Chester studied this offering. “Did you hurt yourself?”
“I don’t hurt myself,” Tiny told him.
So they shook hands, Chester winced, and Tiny shut the door, then sat with his back to it, not giving a damn.
Stan said to Chester, “We weren’t introduced. I’m the driver, Stan Murch.”
Chester looked at him in surprise. “You’re the driver? I’m the driver.”
Stan gave him the critical double-o. “Then where’s your salt?”
Chester said, “Salt? You expect icy roads? In May?”

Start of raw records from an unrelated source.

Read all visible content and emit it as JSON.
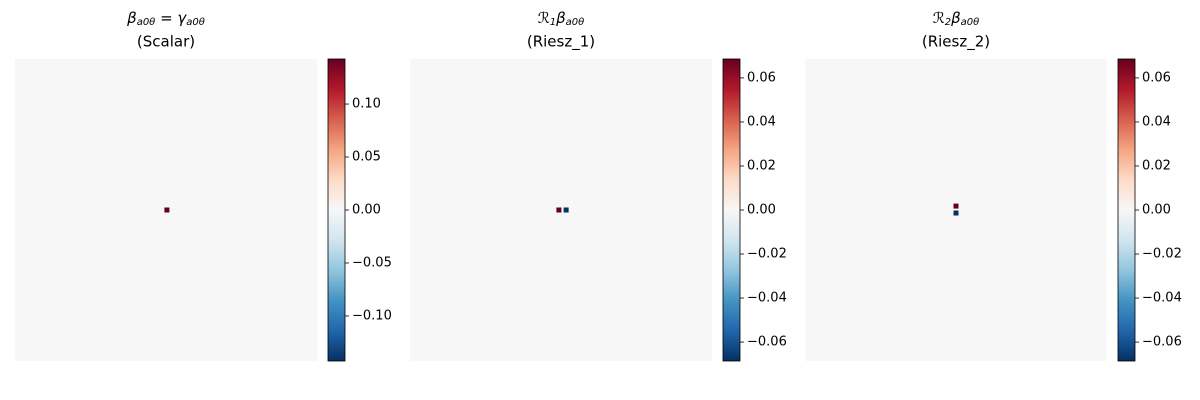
{
  "chart_data": [
    {
      "type": "heatmap",
      "title": [
        {
          "text": "β"
        },
        {
          "text": "a0θ",
          "sub": true
        },
        {
          "text": " = γ"
        },
        {
          "text": "a0θ",
          "sub": true
        }
      ],
      "subtitle": "(Scalar)",
      "clim": [
        -0.1425,
        0.1425
      ],
      "cticks": [
        {
          "value": -0.1,
          "label": "−0.10"
        },
        {
          "value": -0.05,
          "label": "−0.05"
        },
        {
          "value": 0,
          "label": "0.00"
        },
        {
          "value": 0.05,
          "label": "0.05"
        },
        {
          "value": 0.1,
          "label": "0.10"
        }
      ],
      "spots": [
        {
          "x": 0.503,
          "y": 0.5,
          "value": 0.1425
        }
      ]
    },
    {
      "type": "heatmap",
      "title": [
        {
          "text": "ℛ"
        },
        {
          "text": "1",
          "sub": true
        },
        {
          "text": "β"
        },
        {
          "text": "a0θ",
          "sub": true
        }
      ],
      "subtitle": "(Riesz_1)",
      "clim": [
        -0.0686,
        0.0686
      ],
      "cticks": [
        {
          "value": -0.06,
          "label": "−0.06"
        },
        {
          "value": -0.04,
          "label": "−0.04"
        },
        {
          "value": -0.02,
          "label": "−0.02"
        },
        {
          "value": 0,
          "label": "0.00"
        },
        {
          "value": 0.02,
          "label": "0.02"
        },
        {
          "value": 0.04,
          "label": "0.04"
        },
        {
          "value": 0.06,
          "label": "0.06"
        }
      ],
      "spots": [
        {
          "x": 0.493,
          "y": 0.5,
          "value": 0.0686
        },
        {
          "x": 0.517,
          "y": 0.5,
          "value": -0.0686
        }
      ]
    },
    {
      "type": "heatmap",
      "title": [
        {
          "text": "ℛ"
        },
        {
          "text": "2",
          "sub": true
        },
        {
          "text": "β"
        },
        {
          "text": "a0θ",
          "sub": true
        }
      ],
      "subtitle": "(Riesz_2)",
      "clim": [
        -0.0686,
        0.0686
      ],
      "cticks": [
        {
          "value": -0.06,
          "label": "−0.06"
        },
        {
          "value": -0.04,
          "label": "−0.04"
        },
        {
          "value": -0.02,
          "label": "−0.02"
        },
        {
          "value": 0,
          "label": "0.00"
        },
        {
          "value": 0.02,
          "label": "0.02"
        },
        {
          "value": 0.04,
          "label": "0.04"
        },
        {
          "value": 0.06,
          "label": "0.06"
        }
      ],
      "spots": [
        {
          "x": 0.5,
          "y": 0.487,
          "value": 0.0686
        },
        {
          "x": 0.5,
          "y": 0.51,
          "value": -0.0686
        }
      ]
    }
  ]
}
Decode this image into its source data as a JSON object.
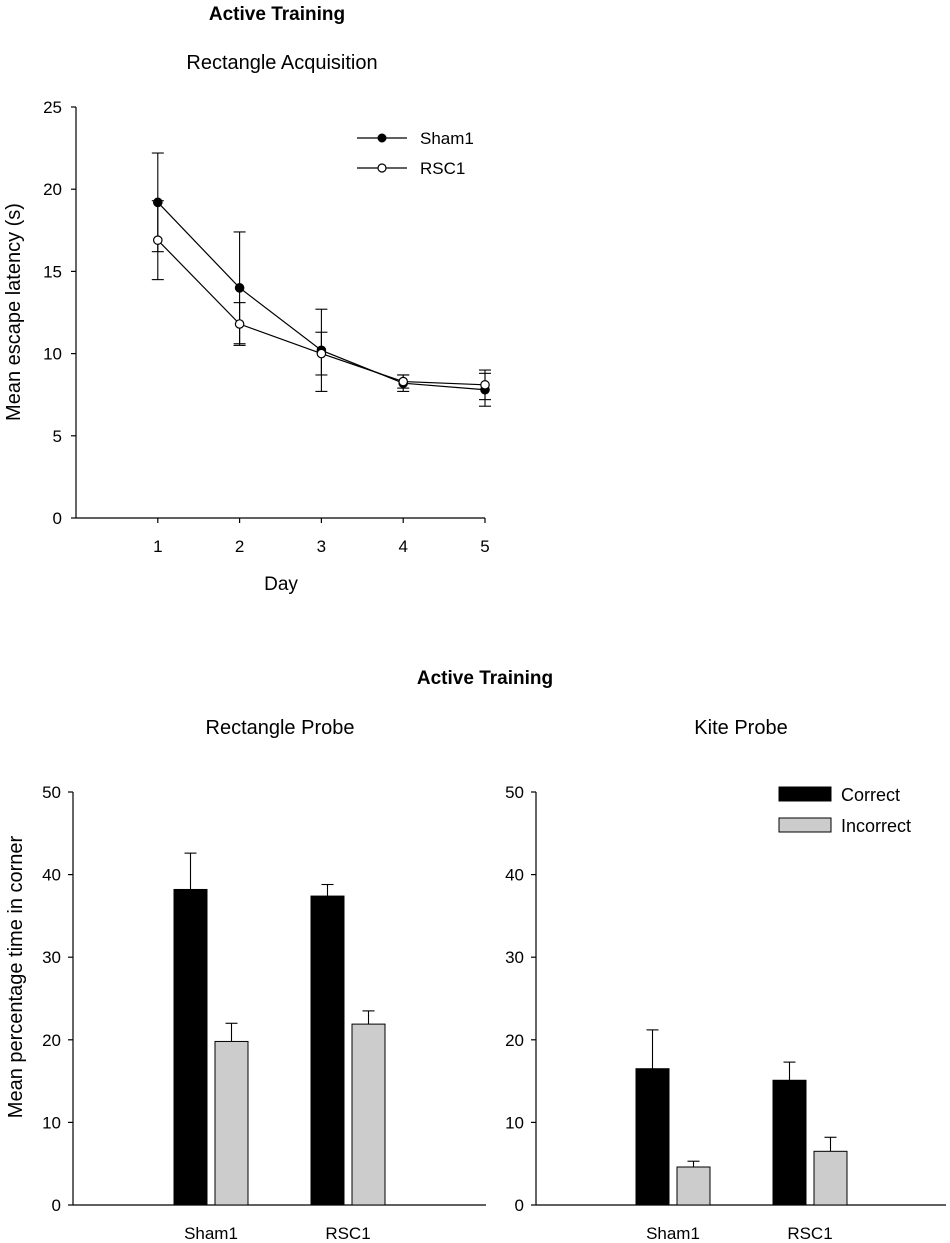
{
  "chart_data": [
    {
      "type": "line",
      "section_title": "Active Training",
      "title": "Rectangle Acquisition",
      "xlabel": "Day",
      "ylabel": "Mean escape latency (s)",
      "x": [
        1,
        2,
        3,
        4,
        5
      ],
      "xlim": [
        0,
        5
      ],
      "ylim": [
        0,
        25
      ],
      "yticks": [
        0,
        5,
        10,
        15,
        20,
        25
      ],
      "xticks": [
        1,
        2,
        3,
        4,
        5
      ],
      "legend_position": "top-right",
      "series": [
        {
          "name": "Sham1",
          "marker": "filled-circle",
          "values": [
            19.2,
            14.0,
            10.2,
            8.2,
            7.8
          ],
          "errors": [
            3.0,
            3.4,
            2.5,
            0.5,
            1.0
          ]
        },
        {
          "name": "RSC1",
          "marker": "open-circle",
          "values": [
            16.9,
            11.8,
            10.0,
            8.3,
            8.1
          ],
          "errors": [
            2.4,
            1.3,
            1.3,
            0.4,
            0.9
          ]
        }
      ]
    },
    {
      "type": "bar",
      "section_title": "Active Training",
      "title": "Rectangle Probe",
      "xlabel": "",
      "ylabel": "Mean percentage time in corner",
      "categories": [
        "Sham1",
        "RSC1"
      ],
      "ylim": [
        0,
        50
      ],
      "yticks": [
        0,
        10,
        20,
        30,
        40,
        50
      ],
      "series": [
        {
          "name": "Correct",
          "color": "#000000",
          "values": [
            38.2,
            37.4
          ],
          "errors": [
            4.4,
            1.4
          ]
        },
        {
          "name": "Incorrect",
          "color": "#cccccc",
          "values": [
            19.8,
            21.9
          ],
          "errors": [
            2.2,
            1.6
          ]
        }
      ]
    },
    {
      "type": "bar",
      "title": "Kite Probe",
      "xlabel": "",
      "ylabel": "",
      "categories": [
        "Sham1",
        "RSC1"
      ],
      "ylim": [
        0,
        50
      ],
      "yticks": [
        0,
        10,
        20,
        30,
        40,
        50
      ],
      "legend_position": "top-right",
      "series": [
        {
          "name": "Correct",
          "color": "#000000",
          "values": [
            16.5,
            15.1
          ],
          "errors": [
            4.7,
            2.2
          ]
        },
        {
          "name": "Incorrect",
          "color": "#cccccc",
          "values": [
            4.6,
            6.5
          ],
          "errors": [
            0.7,
            1.7
          ]
        }
      ]
    }
  ]
}
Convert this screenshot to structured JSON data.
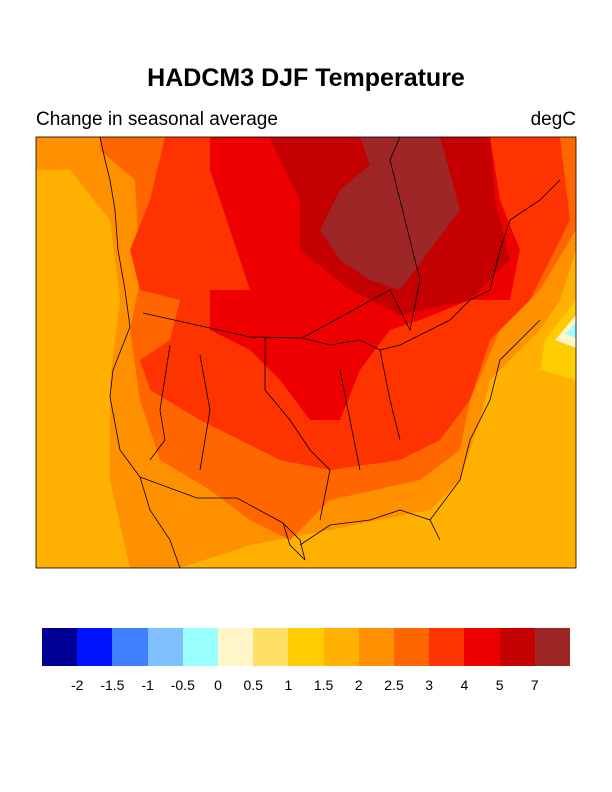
{
  "title": "HADCM3 DJF Temperature",
  "left_subtitle": "Change in seasonal average",
  "right_subtitle": "degC",
  "colorbar": {
    "labels": [
      "-2",
      "-1.5",
      "-1",
      "-0.5",
      "0",
      "0.5",
      "1",
      "1.5",
      "2",
      "2.5",
      "3",
      "4",
      "5",
      "7"
    ],
    "colors": [
      "#000096",
      "#0014FF",
      "#3F80FF",
      "#80BFFF",
      "#99FFFF",
      "#FFF5C8",
      "#FFE066",
      "#FFCC00",
      "#FFB000",
      "#FF9000",
      "#FF6600",
      "#FF3300",
      "#EE0000",
      "#C40000",
      "#9E2626"
    ]
  },
  "map": {
    "region": "North America",
    "variable": "temperature change",
    "dominant_levels": [
      "2",
      "2.5",
      "3",
      "4",
      "5",
      "7"
    ]
  }
}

“The driver drinks beer,” Stan told him. “Like you, like me. But the driver doesn’t want to drink too much beer, because he’s gotta know what he’s doing when he’s at the wheel.”
“Sure,” Chester said, and shrugged.
“But the thing with beer,” Stan said, “it won’t last. You just sip it, sip it, one time you look, it’s flat, head’s gone, tastes like shit.”
“That’s true,” Chester said.
Stan picked up the saltshaker. “Every once in a while,” he said, “you tap in a little salt, gives it back its head, gives it back its zest, you can pace yourself.” He demonstrated, tapping a little salt into his glass, and they all watched the head improve.
Chester nodded. “Pretty good,” he said. “Not exactly driving expertise, but useful. Thank you.”